The problem is that my distribution gives the first incidence rate, but not the incidence rate. As soon as $S$ is incident on the boundary, we have to restart the process, hence we need to convolve $k$ Paretos.

Thanks a lot! Well, I am probably using Pareto Type I. I tried to model the rate of incidence on a boundary in a random walk, $S$. Assume boundary is at x=0 and you discretised the space as 0.5, 1.5, 2.5, 3.5... So, if $S$ is at $x=0.5$ at $t=t$, if it moves towards the boundary, it will be reflected and be back on $x=0.5$ at $t=t+1$. I didn't even know Pareto distribution could be used to model this, I didn't even know there is a distribution called Pareto :) I arrived at Pareto distribution using the Bertnard's Ballot Theorem.
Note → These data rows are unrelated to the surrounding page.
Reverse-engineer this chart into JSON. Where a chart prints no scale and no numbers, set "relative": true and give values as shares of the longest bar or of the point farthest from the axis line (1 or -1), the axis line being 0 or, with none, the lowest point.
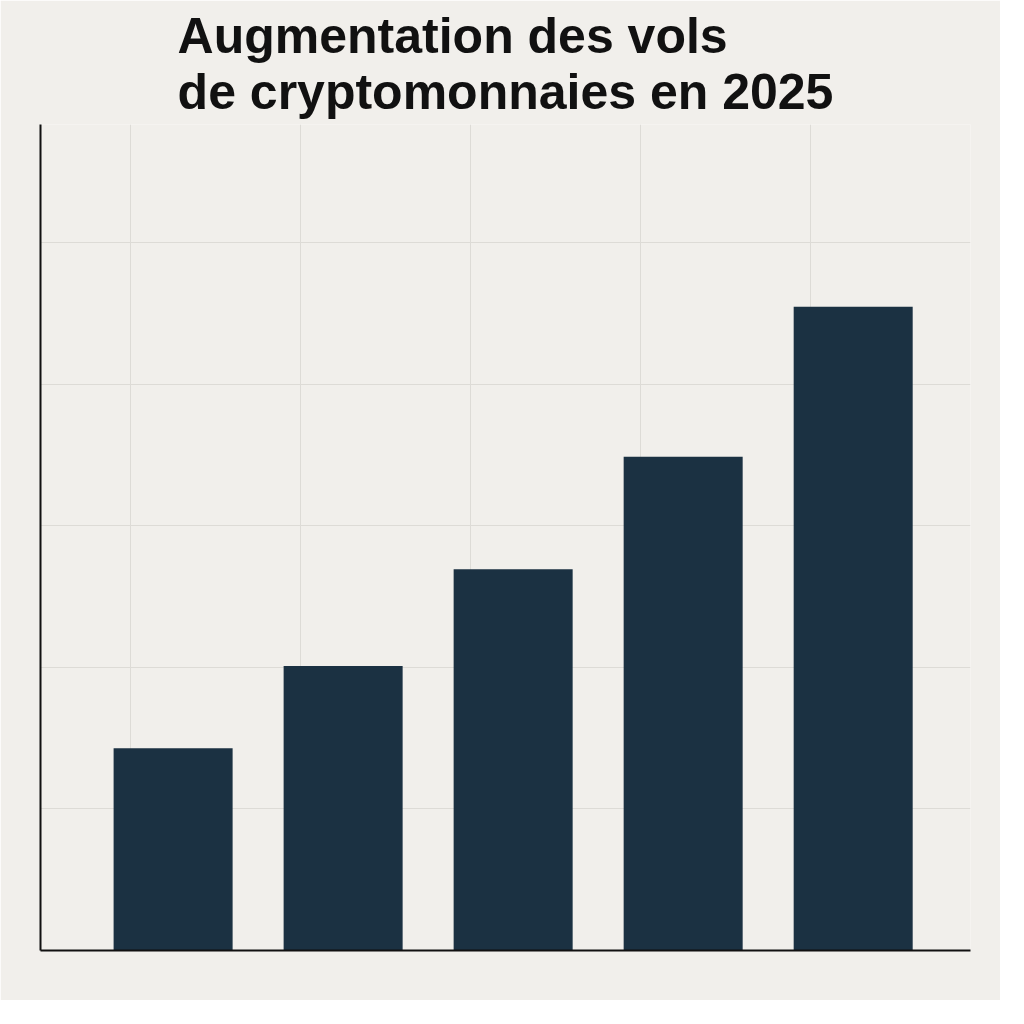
{
  "chart_data": {
    "type": "bar",
    "title": "Augmentation des vols de cryptomonnaies en 2025",
    "relative": true,
    "categories": [
      null,
      null,
      null,
      null,
      null
    ],
    "values": [
      0.314,
      0.442,
      0.592,
      0.767,
      1
    ],
    "color": "#1b3142",
    "grid": true
  }
}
Just to bother you one last time, I assume multivariate Pareto distribution or generalised Pareto distribution are not the thing I am looking for, right? There are limited documentation on them and they don't explicitly state that multivariate Pareto dist is addition of Pareto random variables and they are too tedious to understand :)

Can you tell me how this might work for three or more pareto distributions? Is it still a ${}_{2}F_{1}$, or does it change to some other generalised hypergeometric function? Also, does this distribution have a name, like Erlang is to Exponential?